Keynote Speakers

Wenwu Wang

University of Surrey

Wenwu Wang is a Professor in Signal Processing and Machine Learning, University of Surrey, UK. He is also an AI Fellow at the Surrey Institute for People Centred Artificial Intelligence. His current research interests include signal processing, machine learning and perception, artificial intelligence, machine audition (listening), and statistical anomaly detection. He has (co)-authored over 300 papers in these areas. He has been recognized as a (co-)author or (co)-recipient of more than 15 accolades, including the 2022 IEEE Signal Processing Society Young Author Best Paper Award, ICAUS 2021 Best Paper Award, DCASE 2020 and 2023 Judge’s Award, DCASE 2019 and 2020 Reproducible System Award, and LVA/ICA 2018 Best Student Paper Award. He is an Associate Editor (2020-2025) for IEEE/ACM Transactions on Audio Speech and Language Processing. He was a Senior Area Editor (2019-2023) and Associate Editor (2014-2018) for IEEE Transactions on Signal Processing. He is the elected Chair (2023-2024) of IEEE Signal Processing Society (SPS) Machine Learning for Signal Processing Technical Committee, a Board Member (2023-2024) of IEEE SPS Technical Directions Board, the Vice Chair (2022-2024) of the EURASIP Technical Area Committee on Acoustic Speech and Music Signal Processing, an elected Member (2021-2026) of the IEEE SPS Signal Processing Theory and Methods Technical Committee. He was a Satellite Workshop Co-Chair for INTERSPEECH 2022, a Publication Co-Chair for IEEE ICASSP 2019, Local Arrangement Co-Chair of IEEE MLSP 2013, and Publicity Co-Chair of IEEE SSP 2009. He is a Satellite Workshop Co-Chair for IEEE ICASSP 2024, Special Session Co-Chair of IEEE MLSP 2024, and Technical Program Co-Chair of IEEE MLSP 2025.
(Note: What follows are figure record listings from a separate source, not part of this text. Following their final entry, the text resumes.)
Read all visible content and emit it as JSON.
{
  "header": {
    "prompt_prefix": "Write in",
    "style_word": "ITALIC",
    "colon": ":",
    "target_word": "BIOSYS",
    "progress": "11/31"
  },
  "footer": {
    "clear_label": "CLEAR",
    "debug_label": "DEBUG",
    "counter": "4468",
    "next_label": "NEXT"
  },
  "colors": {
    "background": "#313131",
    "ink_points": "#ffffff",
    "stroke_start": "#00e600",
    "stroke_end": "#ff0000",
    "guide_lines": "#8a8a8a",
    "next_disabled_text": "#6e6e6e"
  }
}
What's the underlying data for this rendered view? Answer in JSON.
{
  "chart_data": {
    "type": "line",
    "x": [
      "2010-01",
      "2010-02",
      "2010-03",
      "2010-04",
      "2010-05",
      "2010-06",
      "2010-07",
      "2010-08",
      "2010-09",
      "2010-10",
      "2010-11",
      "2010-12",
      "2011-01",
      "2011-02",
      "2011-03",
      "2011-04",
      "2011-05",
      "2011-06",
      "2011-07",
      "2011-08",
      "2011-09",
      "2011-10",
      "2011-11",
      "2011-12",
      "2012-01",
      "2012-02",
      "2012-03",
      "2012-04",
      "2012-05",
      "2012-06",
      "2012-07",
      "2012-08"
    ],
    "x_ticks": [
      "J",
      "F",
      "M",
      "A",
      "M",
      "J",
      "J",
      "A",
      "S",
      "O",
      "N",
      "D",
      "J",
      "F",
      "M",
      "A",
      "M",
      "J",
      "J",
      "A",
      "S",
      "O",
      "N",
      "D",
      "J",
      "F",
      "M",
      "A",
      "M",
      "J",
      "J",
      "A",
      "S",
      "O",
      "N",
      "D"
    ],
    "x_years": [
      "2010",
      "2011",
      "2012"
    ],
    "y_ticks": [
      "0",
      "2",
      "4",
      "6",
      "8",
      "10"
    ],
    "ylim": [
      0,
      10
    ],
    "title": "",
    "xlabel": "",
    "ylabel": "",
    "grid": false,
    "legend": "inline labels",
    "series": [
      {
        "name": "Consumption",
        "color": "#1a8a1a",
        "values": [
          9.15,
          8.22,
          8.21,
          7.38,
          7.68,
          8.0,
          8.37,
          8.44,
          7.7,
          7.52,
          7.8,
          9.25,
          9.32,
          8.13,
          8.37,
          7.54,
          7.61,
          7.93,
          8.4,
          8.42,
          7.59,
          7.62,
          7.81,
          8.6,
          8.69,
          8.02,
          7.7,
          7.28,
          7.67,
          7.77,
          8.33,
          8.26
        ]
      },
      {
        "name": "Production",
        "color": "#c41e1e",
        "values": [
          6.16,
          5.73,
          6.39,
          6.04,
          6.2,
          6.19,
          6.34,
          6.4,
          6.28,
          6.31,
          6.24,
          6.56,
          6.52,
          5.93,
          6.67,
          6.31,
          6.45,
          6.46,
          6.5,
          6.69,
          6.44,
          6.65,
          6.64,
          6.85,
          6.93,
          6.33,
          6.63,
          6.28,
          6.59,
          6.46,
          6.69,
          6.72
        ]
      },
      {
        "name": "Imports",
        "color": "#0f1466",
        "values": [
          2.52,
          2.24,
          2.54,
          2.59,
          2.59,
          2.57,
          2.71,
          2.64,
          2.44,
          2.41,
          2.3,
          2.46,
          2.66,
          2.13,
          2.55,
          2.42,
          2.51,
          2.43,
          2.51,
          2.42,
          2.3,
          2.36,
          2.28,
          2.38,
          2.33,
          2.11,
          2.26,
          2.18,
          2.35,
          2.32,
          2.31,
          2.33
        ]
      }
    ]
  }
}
Keynote Title: Generative AI for Text to Audio Generation

Abstract: Text-to-audio generation aims to produce an audio clip based on a text prompt which is a language description of the audio content to be generated. This can be used as sound synthesis tools for film making, game design, virtual reality/metaverse, digital media, and digital assistants for text understanding by the visually impaired. To achieve cross modal text to audio generation, it is essential to comprehend the audio events and scenes within an audio clip, as well as interpret the textual information presented in natural language. In addition, learning the mapping and alignment of these two streams of information is crucial. Exciting developments have recently emerged in the field of automated audio-text cross modal generation. In this talk, we will give an introduction of this field, including problem description, potential applications, datasets, open challenges, recent technical progresses, and possible future research directions. We will focus on the deep generative AI methods for text to audio generation. We will start with our earlier work on conditional audio generation published in MLSP 2021 which was used as the baseline system in DCASE 2023. We then move on to the discussion of several algorithms that we have developed recently, including AudioLDM, AudioLDM2, Re-AudioLDM, and Wavjourney, which are getting increasingly popular in the signal processing, machine learning, and audio engineering communities.

Mark Salisbury

University of St. Thomas

Mark Salisbury is a computer scientist, professor, leader, speaker, author, consultant, and expert on the future. After completing his Ph.D. at the University of Oregon, Mark worked for eleven years at The Boeing Company where he worked in research and development in the field of artificial intelligence. After leaving Boeing, Mark founded Vitel, Inc., a knowledge management solution provider for the U.S. Department of Energy and the National Laboratories. Finally, Mark was a professor and program director at the University of New Mexico for seventeen years where he published extensively in artificial intelligence and knowledge management. Currently, he is a professor of computer science and organizational development & change at the University of St. Thomas. Mark’s latest book, Leadership in the Era of Personal AI, published by Routledge, will be released in the fall of 2024.

Keynote Title: Leadership in the Era of Personal AI

Abstract: The arrival of artificially intelligent avatars and the automation they bring is worrying many of us, not only for our livelihood but for the jobs that may be lost to our kids. We worry about what our place will be as leaders in this new economy where much of it will be conducted online in the metaverse – in a network of 3D virtual worlds – working with intelligent machines. This presentation addresses these fears and shows what our place will be – the right place – in this new economy of AI avatars, automation, and 3D virtual worlds. However, this presentation is about more than the AI avatars that we will work with in the metaverse. It’s about how to lead the effort for growing Organizational intelligence (OI) -- the capability of an organization to comprehend and create knowledge relevant to its purpose; in other words, it is the intellectual capacity of the entire organization. To increase organizational intelligence requires a new kind of leadership for a new kind of knowledge worker, a wisdom worker. This presentation begins your story for how to become a wisdom worker, lead other wisdom workers, and be successful in the emerging wisdom economy.